L’interview accordée au Helsinki Times samedi par Jyrki Katainen n’est pas passée inaperçue. Il y affirme qu’il est prêt à déménager à Bruxelles dès le 1er juillet. Cette date n’est pas un hasard. Son compatriote Olli Rehn, l’actuel commissaire européen à l’Economie, vient de se faire élire comme député européen et aurait choisi de conserver ce mandat. Puisque le mandat de la Commission va jusqu’au 31 octobre, son poste serait repourvu, forcément à un Finlandais. Jyrki Katainen serait alors son successeur. Selon le quotidien, ce poste ne serait qu’un tremplin de plus pour se positionner pour la présidence de la Commission.
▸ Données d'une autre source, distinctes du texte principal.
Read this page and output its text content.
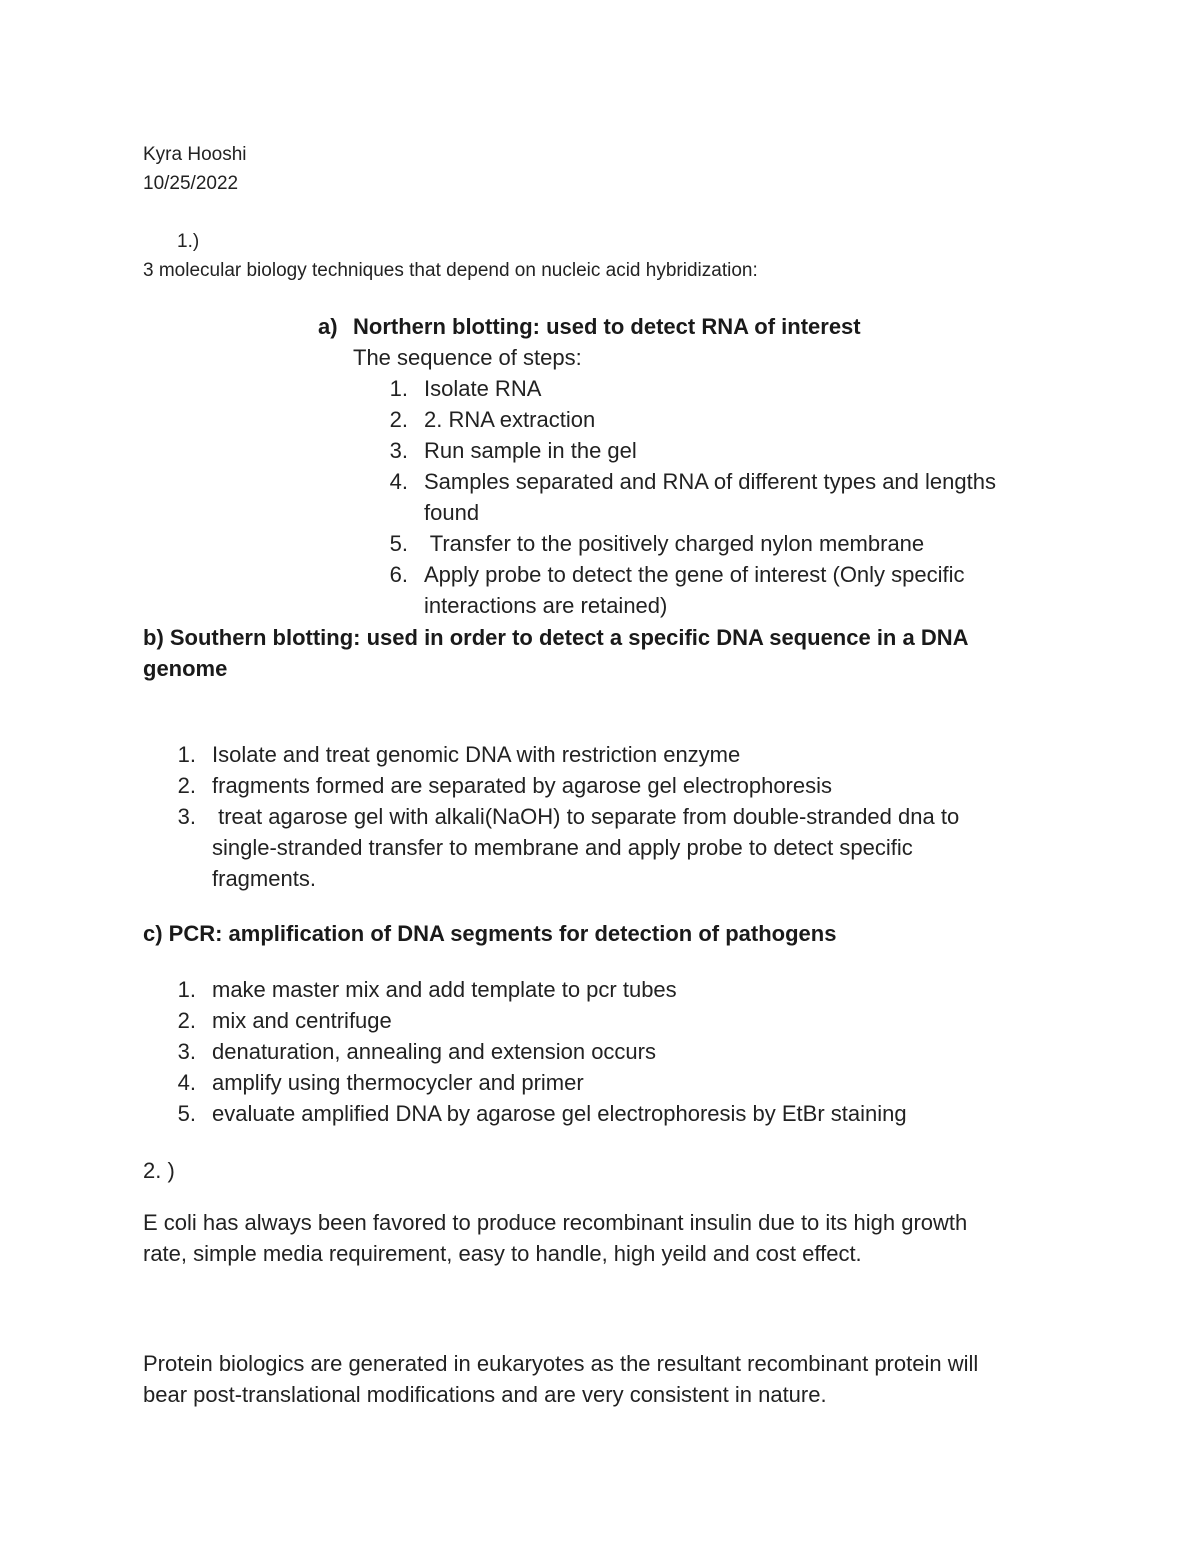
Kyra Hooshi
10/25/2022
1.)
3 molecular biology techniques that depend on nucleic acid hybridization:
a) Northern blotting: used to detect RNA of interest
The sequence of steps:
1. Isolate RNA
2. 2. RNA extraction
3. Run sample in the gel
4. Samples separated and RNA of different types and lengths
found
5. Transfer to the positively charged nylon membrane
6. Apply probe to detect the gene of interest (Only specific
interactions are retained)
b) Southern blotting: used in order to detect a specific DNA sequence in a DNA
genome
1. Isolate and treat genomic DNA with restriction enzyme
2. fragments formed are separated by agarose gel electrophoresis
3. treat agarose gel with alkali(NaOH) to separate from double-stranded dna to
single-stranded transfer to membrane and apply probe to detect specific
fragments.
c) PCR: amplification of DNA segments for detection of pathogens
1. make master mix and add template to pcr tubes
2. mix and centrifuge
3. denaturation, annealing and extension occurs
4. amplify using thermocycler and primer
5. evaluate amplified DNA by agarose gel electrophoresis by EtBr staining
2. )
E coli has always been favored to produce recombinant insulin due to its high growth
rate, simple media requirement, easy to handle, high yeild and cost effect.
Protein biologics are generated in eukaryotes as the resultant recombinant protein will
bear post-translational modifications and are very consistent in nature.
Le premier ministre finlandais serait prêt à démissionner de ses fonctions ce mois dès qu’Olli Rohn aura officialisé son choix. «Mon but, et mon espoir, est que je puisse servir l’Union si mes capacités et mon expérience sont jugées suffisants pour cette position», a affirmé Jyrki Katainen. Son nom a été régulièrement évoqué pour occuper l’un des postes clés au sein de l’Union, y compris celui de président du Conseil européen.
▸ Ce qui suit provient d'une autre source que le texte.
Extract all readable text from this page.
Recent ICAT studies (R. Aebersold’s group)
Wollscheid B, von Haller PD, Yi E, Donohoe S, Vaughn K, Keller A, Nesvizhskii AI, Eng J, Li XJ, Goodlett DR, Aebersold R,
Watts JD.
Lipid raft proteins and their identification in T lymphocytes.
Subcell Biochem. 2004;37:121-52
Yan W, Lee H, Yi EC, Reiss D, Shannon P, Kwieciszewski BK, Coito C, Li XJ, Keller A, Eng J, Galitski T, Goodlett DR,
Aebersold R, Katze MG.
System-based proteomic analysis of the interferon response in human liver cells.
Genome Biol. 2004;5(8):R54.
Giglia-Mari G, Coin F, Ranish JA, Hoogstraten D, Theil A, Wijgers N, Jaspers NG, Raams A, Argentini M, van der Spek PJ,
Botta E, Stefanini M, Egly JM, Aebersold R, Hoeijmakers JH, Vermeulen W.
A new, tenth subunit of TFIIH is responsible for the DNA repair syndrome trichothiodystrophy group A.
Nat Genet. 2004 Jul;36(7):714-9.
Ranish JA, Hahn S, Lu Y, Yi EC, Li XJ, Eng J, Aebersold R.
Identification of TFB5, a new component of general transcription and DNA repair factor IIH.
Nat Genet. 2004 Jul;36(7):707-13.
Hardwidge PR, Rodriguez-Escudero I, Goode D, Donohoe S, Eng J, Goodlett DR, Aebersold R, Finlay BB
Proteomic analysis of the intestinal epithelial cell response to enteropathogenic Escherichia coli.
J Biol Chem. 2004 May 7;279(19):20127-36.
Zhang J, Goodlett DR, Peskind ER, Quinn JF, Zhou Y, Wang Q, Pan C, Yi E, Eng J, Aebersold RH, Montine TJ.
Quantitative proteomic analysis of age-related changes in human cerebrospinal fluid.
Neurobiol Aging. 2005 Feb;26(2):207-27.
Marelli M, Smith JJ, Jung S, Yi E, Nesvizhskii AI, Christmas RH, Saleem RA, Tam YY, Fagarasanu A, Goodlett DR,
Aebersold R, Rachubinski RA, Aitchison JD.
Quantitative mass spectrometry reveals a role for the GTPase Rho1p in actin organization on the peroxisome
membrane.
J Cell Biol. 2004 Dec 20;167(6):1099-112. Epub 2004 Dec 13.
Jean-Claude Juncker, lui, est resté impassible ce week-end face à de nombreuses spéculations et menaces, notamment celles du premier ministre britannique. Dans un entretien au journal allemand Bild le 1er juin, il s’est dit «confiant d’être élu prochain président de la Commission d’ici à mi-juillet». Lors d’une réunion au lendemain de la publication des résultats des élections européennes, la conférence des présidents des partis lui a confié une majorité au sein du nouveau parlement. Le PPE a en effet décroché le plus grand nombre de sièges, soit 213, contre 190 pour le Parti socialiste européen, dont la tête de liste était l’Allemand Martin Schulz. La pression sur la candidature de Jean-Claude Juncker est montée d’un cran après le succès des eurosceptiques constaté lors des élections européennes. Le Luxembourgeois serait qualifié d’homme du passé et soupçonné d’être incapable de relever les nouveaux défis.
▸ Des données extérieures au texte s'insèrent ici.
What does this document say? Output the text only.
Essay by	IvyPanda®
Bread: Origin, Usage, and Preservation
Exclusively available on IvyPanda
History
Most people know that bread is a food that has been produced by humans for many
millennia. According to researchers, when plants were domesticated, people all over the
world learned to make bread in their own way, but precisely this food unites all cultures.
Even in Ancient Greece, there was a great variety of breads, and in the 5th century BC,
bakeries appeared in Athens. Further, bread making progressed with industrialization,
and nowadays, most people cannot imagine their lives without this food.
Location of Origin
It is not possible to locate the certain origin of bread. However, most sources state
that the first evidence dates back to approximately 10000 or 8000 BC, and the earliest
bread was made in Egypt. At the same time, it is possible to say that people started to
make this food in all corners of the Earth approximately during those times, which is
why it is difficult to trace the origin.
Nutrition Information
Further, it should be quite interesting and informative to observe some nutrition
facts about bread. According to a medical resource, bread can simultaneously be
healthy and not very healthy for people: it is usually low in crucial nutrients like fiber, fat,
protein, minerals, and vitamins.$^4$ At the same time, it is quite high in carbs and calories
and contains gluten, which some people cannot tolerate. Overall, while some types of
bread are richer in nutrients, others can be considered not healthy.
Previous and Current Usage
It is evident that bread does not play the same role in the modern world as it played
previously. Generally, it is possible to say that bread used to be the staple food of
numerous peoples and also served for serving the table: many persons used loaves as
Pour rappel, selon le Traité révisé de Lisbonne, le président de la Commission est choisi, à majorité qualifiée, par les chefs d’Etat et de gouvernement. Ces derniers doivent toutefois tenir compte des résultats des élections européennes. Il doit également commander une majorité simple au Parlement. Lors du dernier sommet la semaine dernière, le président du Conseil européen Herman Van Rompuy a été chargé de mener une consultation large pour la nomination.

Dans le même registre, la Pologne a confirmé ce week-end la candidature de son ministre des Affaires étrangères Radoslaw Sikorski pour le poste de chef de la diplomatie européenne. L’actuelle titulaire, la Britannique Catherine Ashton, ne rempile pas pour un nouveau mandat. Le Polonais joue un rôle de premier plan dans le conflit triangulaire UE-Ukraine-Russie.